Readers in Council,
The Japan Times,
5-4, Shibaura 4-chome,
Minato-ku, Tokyo 108-0023
By explaining the role of the Japan Self Defense Forces in disaster relief “Military flexes relief might, gains newfound esteem” (April 15) painted the SDF in a very good light. The esteem is deserved, I think, because I have great respect and gratitude for SDF personnel and others working with dedication to fix broken Japan - especially those working in and near the Fukushima No. 1 nuclear power plant. After reminding us of the SDF’s shaky start in 1954 in the shadow of the militarist-renouncing Constitution the article goes on to quote military analyst Kazuhisa Ogawa describing how the public has come to appreciate the SDF’s role in emergency service after the 1995 Great Hanshin Earthquake and more so now, in the wake of the March 11 triple disaster.
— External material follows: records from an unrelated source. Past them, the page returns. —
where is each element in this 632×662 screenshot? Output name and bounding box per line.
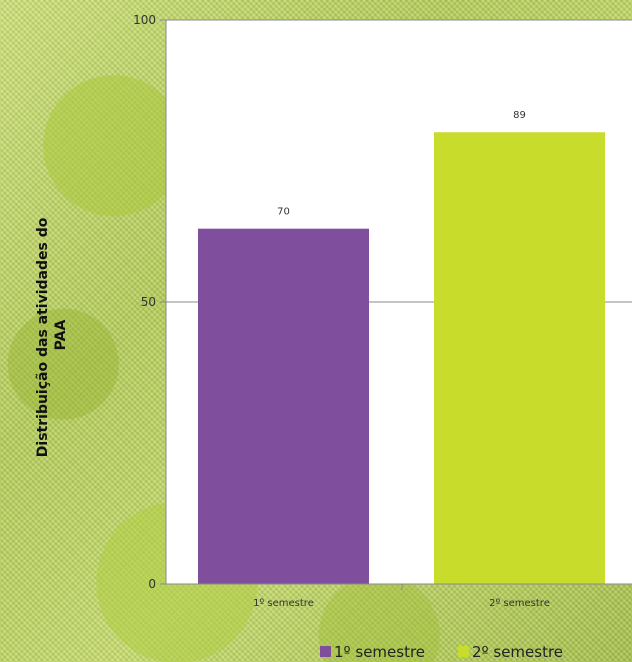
x-tick-label: 2º semestre: [489, 598, 550, 609]
x-tick-label: 1º semestre: [253, 598, 314, 609]
y-axis-title-line-1: Distribuição das atividades do: [35, 217, 51, 457]
legend-label: 2º semestre: [472, 643, 563, 661]
bar: [434, 132, 605, 584]
legend: 1º semestre 2º semestre: [320, 643, 563, 661]
data-label: 70: [277, 207, 290, 218]
bar-series: 70 89: [198, 110, 605, 584]
legend-label: 1º semestre: [334, 643, 425, 661]
y-axis-title-line-2: PAA: [53, 320, 69, 351]
y-tick-label: 100: [133, 13, 156, 27]
legend-swatch: [320, 646, 331, 657]
y-tick-label: 50: [141, 295, 156, 309]
axes: 0 50 100 1º semestre 2º semestre: [133, 13, 632, 609]
legend-item: 2º semestre: [458, 643, 563, 661]
legend-swatch: [458, 646, 469, 657]
data-label: 89: [513, 110, 526, 121]
bar: [198, 228, 369, 584]
legend-item: 1º semestre: [320, 643, 425, 661]
y-axis-title: Distribuição das atividades do PAA: [35, 213, 69, 457]
y-tick-label: 0: [148, 577, 156, 591]
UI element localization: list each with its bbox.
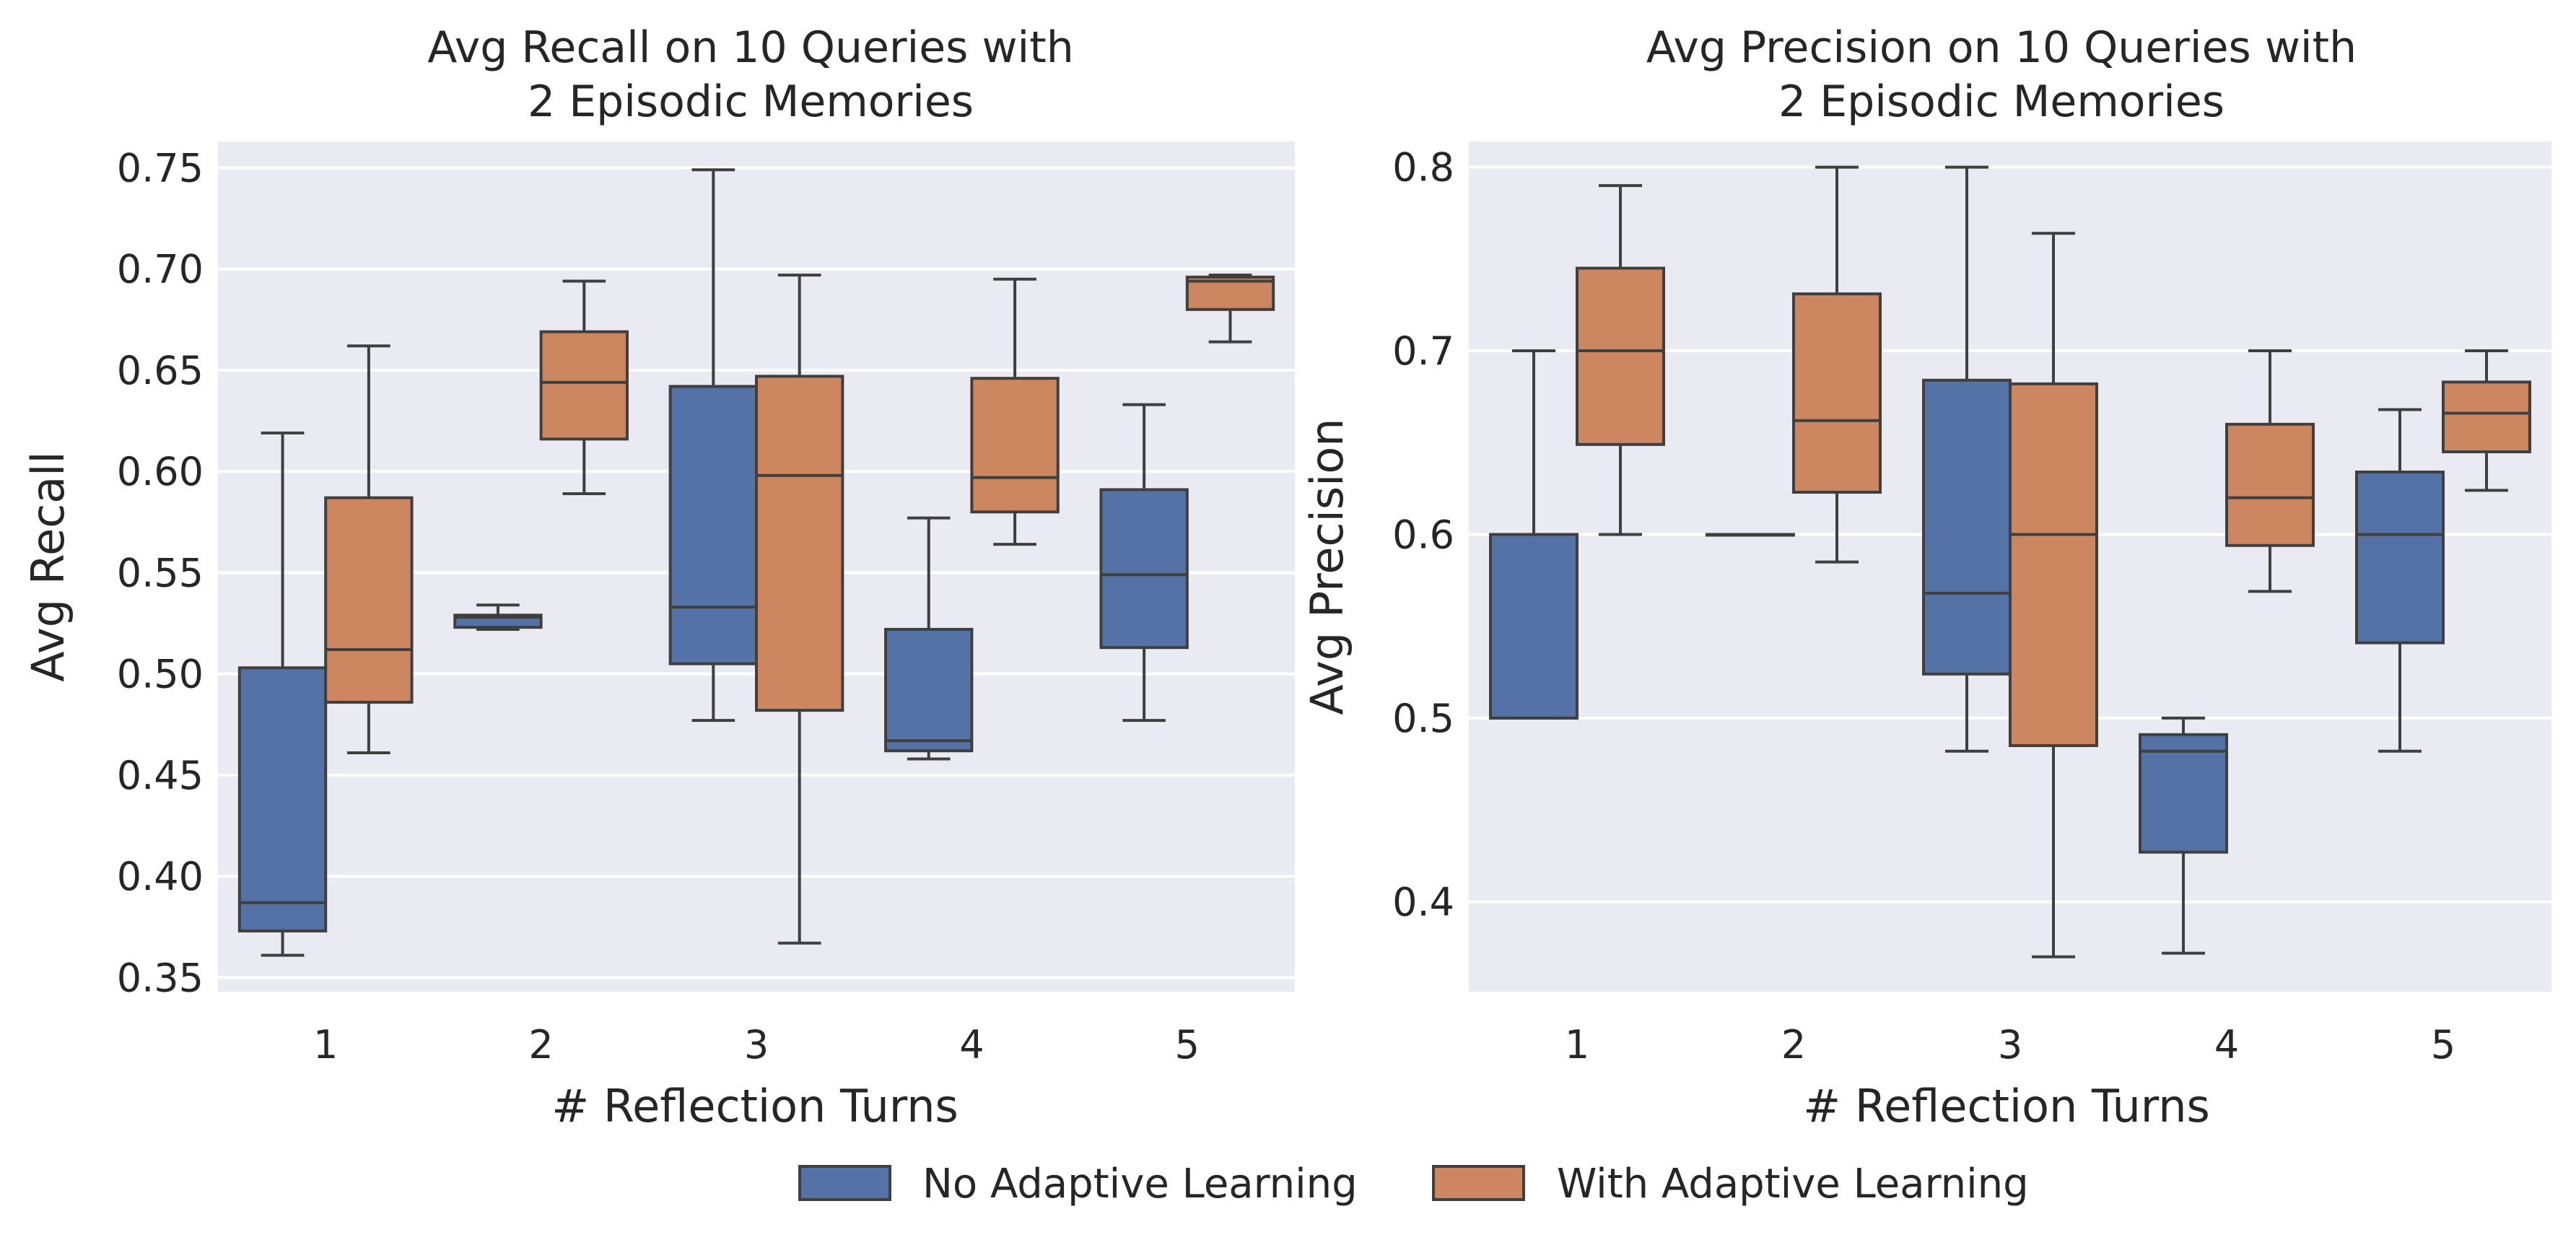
iqr-box [1922, 378, 2012, 676]
precision-title-line-1: Avg Precision on 10 Queries with [1646, 22, 2357, 73]
recall-y-tick-label: 0.45 [117, 753, 204, 798]
iqr-box [2355, 470, 2445, 645]
precision-title-line-2: 2 Episodic Memories [1778, 77, 2224, 127]
recall-y-tick-label: 0.75 [117, 145, 204, 191]
recall-y-tick-label: 0.65 [117, 348, 204, 393]
legend-label-with-adaptive: With Adaptive Learning [1557, 1161, 2029, 1208]
iqr-box [2225, 422, 2315, 547]
recall-box-no-adaptive-turn-2 [453, 603, 543, 631]
iqr-box [1576, 266, 1665, 446]
legend-label-no-adaptive: No Adaptive Learning [922, 1161, 1358, 1208]
recall-x-label: # Reflection Turns [551, 1080, 959, 1132]
precision-x-tick-label: 3 [1998, 1022, 2022, 1068]
iqr-box [884, 627, 974, 753]
precision-x-tick-label: 4 [2214, 1022, 2239, 1068]
recall-box-with-adaptive-turn-1 [324, 344, 414, 755]
recall-x-tick-label: 1 [313, 1022, 338, 1068]
recall-y-tick-label: 0.70 [117, 247, 204, 292]
recall-box-with-adaptive-turn-3 [755, 274, 844, 945]
iqr-box [2009, 382, 2098, 748]
iqr-box [755, 375, 844, 712]
iqr-box [1792, 292, 1882, 494]
iqr-box [2442, 380, 2531, 453]
precision-x-tick-label: 5 [2431, 1022, 2455, 1068]
precision-box-with-adaptive-turn-4 [2225, 349, 2315, 593]
recall-box-with-adaptive-turn-5 [1185, 274, 1275, 344]
precision-box-no-adaptive-turn-1 [1489, 349, 1579, 720]
recall-x-tick-label: 5 [1175, 1022, 1200, 1068]
recall-box-no-adaptive-turn-4 [884, 516, 974, 761]
recall-x-tick-label: 3 [744, 1022, 769, 1068]
recall-y-label: Avg Recall [22, 451, 74, 682]
recall-y-ticks: 0.35 0.40 0.45 0.50 0.55 0.60 0.65 0.70 0.75 [117, 145, 204, 1000]
recall-panel: 0.35 0.40 0.45 0.50 0.55 0.60 0.65 0.70 0.75 1 2 3… [22, 22, 1295, 1132]
precision-y-tick-label: 0.6 [1392, 512, 1454, 557]
precision-x-label: # Reflection Turns [1803, 1080, 2210, 1132]
recall-title-line-2: 2 Episodic Memories [528, 77, 974, 127]
recall-box-no-adaptive-turn-3 [668, 168, 759, 722]
iqr-box [237, 666, 328, 933]
legend-swatch-no-adaptive [798, 1165, 891, 1201]
precision-boxes [1489, 165, 2531, 959]
precision-box-no-adaptive-turn-5 [2355, 408, 2445, 753]
iqr-box [668, 385, 759, 665]
precision-y-tick-label: 0.7 [1392, 328, 1454, 374]
recall-title-line-1: Avg Recall on 10 Queries with [427, 22, 1074, 73]
precision-box-with-adaptive-turn-3 [2009, 232, 2098, 959]
recall-boxes [237, 168, 1275, 957]
precision-y-tick-label: 0.8 [1392, 145, 1454, 191]
recall-y-tick-label: 0.50 [117, 652, 204, 697]
iqr-box [539, 330, 629, 441]
recall-y-tick-label: 0.60 [117, 449, 204, 494]
recall-x-tick-label: 4 [959, 1022, 984, 1068]
precision-box-with-adaptive-turn-2 [1792, 165, 1882, 564]
recall-box-no-adaptive-turn-1 [237, 431, 328, 957]
recall-x-tick-label: 2 [528, 1022, 553, 1068]
precision-box-with-adaptive-turn-1 [1576, 184, 1665, 536]
recall-box-with-adaptive-turn-2 [539, 279, 629, 496]
precision-x-ticks: 1 2 3 4 5 [1565, 1022, 2455, 1068]
precision-box-no-adaptive-turn-4 [2139, 716, 2228, 955]
precision-y-label: Avg Precision [1301, 418, 1353, 715]
recall-x-ticks: 1 2 3 4 5 [313, 1022, 1200, 1068]
precision-y-ticks: 0.4 0.5 0.6 0.7 0.8 [1392, 145, 1454, 925]
precision-panel: 0.4 0.5 0.6 0.7 0.8 1 2 3 4 5 Avg Precision on 1… [1301, 22, 2551, 1132]
iqr-box [324, 496, 414, 704]
precision-box-with-adaptive-turn-5 [2442, 349, 2531, 492]
recall-box-with-adaptive-turn-4 [970, 277, 1060, 546]
recall-y-tick-label: 0.35 [117, 955, 204, 1000]
iqr-box [970, 377, 1060, 514]
recall-y-tick-label: 0.55 [117, 550, 204, 595]
recall-box-no-adaptive-turn-5 [1099, 403, 1189, 722]
recall-y-tick-label: 0.40 [117, 854, 204, 899]
precision-x-tick-label: 1 [1565, 1022, 1589, 1068]
iqr-box [2139, 733, 2228, 854]
precision-y-tick-label: 0.4 [1392, 879, 1454, 925]
precision-box-no-adaptive-turn-2 [1706, 533, 1795, 537]
legend: No Adaptive Learning With Adaptive Learn… [798, 1161, 2029, 1208]
iqr-box [1099, 488, 1189, 650]
iqr-box [1489, 533, 1579, 720]
precision-x-tick-label: 2 [1781, 1022, 1806, 1068]
precision-y-tick-label: 0.5 [1392, 696, 1454, 741]
legend-swatch-with-adaptive [1432, 1165, 1525, 1201]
Limited to just 1% of GDP, Japan’s military budget is one of the largest in the world simply because of the size of the economy. That budget means that it is a well provided, well paid armed force of 240,00. So while priding itself on its pacifist constitution Japan paradoxically maintains one of the largest military forces in the world - currently 28th in size. But in a ruse of semantics, by insisting on calling it the Self Defense Forces Japanese avoid admitting that they even have an army at all.
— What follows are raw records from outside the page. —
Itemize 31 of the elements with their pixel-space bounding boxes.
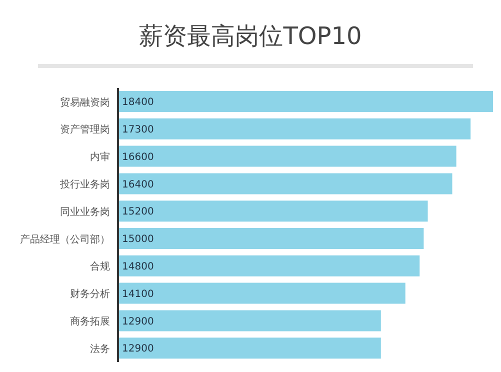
data-label: 15000 (122, 234, 154, 246)
y-tick-label: 内审 (90, 151, 110, 164)
data-label: 16600 (122, 152, 154, 163)
y-tick-label: 法务 (90, 342, 110, 355)
bar (118, 200, 428, 222)
y-tick-label: 资产管理岗 (60, 124, 110, 136)
data-label: 14100 (122, 288, 154, 300)
bar (118, 310, 381, 332)
y-tick-label: 投行业务岗 (59, 178, 110, 190)
data-label: 12900 (122, 316, 154, 328)
bar (118, 91, 493, 112)
data-label: 15200 (122, 206, 154, 218)
y-tick-label: 产品经理（公司部） (20, 233, 110, 246)
data-label: 14800 (122, 261, 154, 272)
data-label: 17300 (122, 124, 154, 136)
y-tick-label: 财务分析 (70, 288, 110, 300)
chart-title: 薪资最高岗位TOP10 (138, 21, 363, 52)
bar (118, 228, 424, 249)
y-tick-label: 商务拓展 (70, 315, 110, 328)
y-tick-label: 合规 (90, 260, 110, 273)
data-label: 12900 (122, 344, 154, 355)
y-tick-label: 贸易融资岗 (60, 96, 110, 108)
y-tick-label: 同业业务岗 (60, 206, 110, 218)
data-label: 18400 (122, 97, 154, 108)
bar (118, 173, 452, 194)
bar (118, 338, 381, 359)
bar (118, 146, 456, 167)
bar (118, 255, 420, 276)
bar (118, 282, 406, 304)
data-label: 16400 (122, 179, 154, 190)
bar (118, 118, 471, 140)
The obvious question is this: if the military budget was spent on conventional civilian emergency services like the fire department and police instead of the military, then there would be no need at all for a quarter million-large armed force. The country would still be able to boast an impressive emergency relief capacity and at the same time be a more authentic embodiment of its own war-renouncing constitutional principles.
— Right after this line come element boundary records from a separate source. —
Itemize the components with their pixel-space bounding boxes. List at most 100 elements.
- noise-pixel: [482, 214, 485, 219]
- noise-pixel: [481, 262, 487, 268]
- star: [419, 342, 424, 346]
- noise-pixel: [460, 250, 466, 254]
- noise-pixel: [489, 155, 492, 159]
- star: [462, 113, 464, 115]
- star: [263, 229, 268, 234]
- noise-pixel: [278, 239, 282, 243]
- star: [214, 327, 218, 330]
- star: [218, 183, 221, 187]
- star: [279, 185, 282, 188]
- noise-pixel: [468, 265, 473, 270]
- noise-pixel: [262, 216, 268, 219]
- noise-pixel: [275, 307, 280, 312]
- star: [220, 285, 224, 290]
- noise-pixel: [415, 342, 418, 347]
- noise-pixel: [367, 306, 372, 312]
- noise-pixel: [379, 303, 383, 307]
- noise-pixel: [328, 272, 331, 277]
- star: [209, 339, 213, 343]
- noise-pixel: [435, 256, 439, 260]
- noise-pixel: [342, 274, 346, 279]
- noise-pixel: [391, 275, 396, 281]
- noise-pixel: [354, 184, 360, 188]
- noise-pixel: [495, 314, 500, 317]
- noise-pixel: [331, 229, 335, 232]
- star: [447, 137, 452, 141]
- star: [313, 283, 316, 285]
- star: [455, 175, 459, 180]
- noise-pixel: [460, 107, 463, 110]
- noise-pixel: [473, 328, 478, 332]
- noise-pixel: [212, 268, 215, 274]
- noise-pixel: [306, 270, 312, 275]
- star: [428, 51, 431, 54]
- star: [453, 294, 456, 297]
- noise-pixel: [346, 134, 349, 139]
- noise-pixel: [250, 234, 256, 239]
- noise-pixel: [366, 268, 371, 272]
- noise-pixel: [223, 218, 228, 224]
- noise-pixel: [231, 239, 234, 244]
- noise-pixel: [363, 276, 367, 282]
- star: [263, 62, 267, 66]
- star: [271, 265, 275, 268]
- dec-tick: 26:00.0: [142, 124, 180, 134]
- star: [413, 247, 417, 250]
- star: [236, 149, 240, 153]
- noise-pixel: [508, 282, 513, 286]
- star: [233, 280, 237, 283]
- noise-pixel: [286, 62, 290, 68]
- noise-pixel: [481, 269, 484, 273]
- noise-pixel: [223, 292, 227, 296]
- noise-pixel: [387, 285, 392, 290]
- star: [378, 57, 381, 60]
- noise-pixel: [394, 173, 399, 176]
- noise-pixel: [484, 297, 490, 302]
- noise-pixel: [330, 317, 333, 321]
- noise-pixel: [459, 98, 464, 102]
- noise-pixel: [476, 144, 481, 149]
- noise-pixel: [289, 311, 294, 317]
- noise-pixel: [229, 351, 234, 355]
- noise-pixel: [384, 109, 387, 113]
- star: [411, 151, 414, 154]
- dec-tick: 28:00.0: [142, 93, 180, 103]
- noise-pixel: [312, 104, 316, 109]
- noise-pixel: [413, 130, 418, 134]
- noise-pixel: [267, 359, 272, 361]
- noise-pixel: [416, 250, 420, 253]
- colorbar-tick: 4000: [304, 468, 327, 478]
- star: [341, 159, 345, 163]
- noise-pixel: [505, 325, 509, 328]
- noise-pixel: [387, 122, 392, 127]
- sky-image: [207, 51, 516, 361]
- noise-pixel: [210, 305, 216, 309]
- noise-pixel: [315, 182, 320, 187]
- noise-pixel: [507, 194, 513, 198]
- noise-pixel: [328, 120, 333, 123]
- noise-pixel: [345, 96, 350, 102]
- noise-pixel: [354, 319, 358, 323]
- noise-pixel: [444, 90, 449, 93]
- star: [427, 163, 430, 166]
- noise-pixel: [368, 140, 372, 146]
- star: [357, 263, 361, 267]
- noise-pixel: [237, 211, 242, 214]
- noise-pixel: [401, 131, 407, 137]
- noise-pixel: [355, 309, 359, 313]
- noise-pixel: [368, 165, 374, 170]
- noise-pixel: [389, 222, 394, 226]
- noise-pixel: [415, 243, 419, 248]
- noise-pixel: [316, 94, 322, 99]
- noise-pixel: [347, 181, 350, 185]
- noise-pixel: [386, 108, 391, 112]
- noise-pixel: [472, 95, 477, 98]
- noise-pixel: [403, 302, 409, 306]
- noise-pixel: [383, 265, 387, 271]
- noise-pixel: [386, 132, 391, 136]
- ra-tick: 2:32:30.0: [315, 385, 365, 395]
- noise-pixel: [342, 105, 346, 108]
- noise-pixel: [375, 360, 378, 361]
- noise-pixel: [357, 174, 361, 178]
Published on Sunday, April 24, 2011 as “Making best use of the ‘military’.”
Happily the paper repaired an error in my original letter. I mistakenly wrote Fukushima No. 2 nuclear power plant when it should have been the No. 1 nuclear power plant.
My position here is that the argument of any government that its military is justified as a disaster response tool is compromised if one considers that the same emergency response capacity can result from spending the military budget on civilian emergency responders instead. There is no need of an army, and if one uses that disaster response argument then one is using a flawed argument.
In the past I have almost had arguments with adult Japanese students of mine over the matter of Japan’s SDF. They refused to acknowledge that the SDF was a military force when I called it Japan’s “army.” I mean, they denied that Japan had an army, insisted that it was a “self defense” force only, and that that made all the difference, and that in any event I didn’t understand.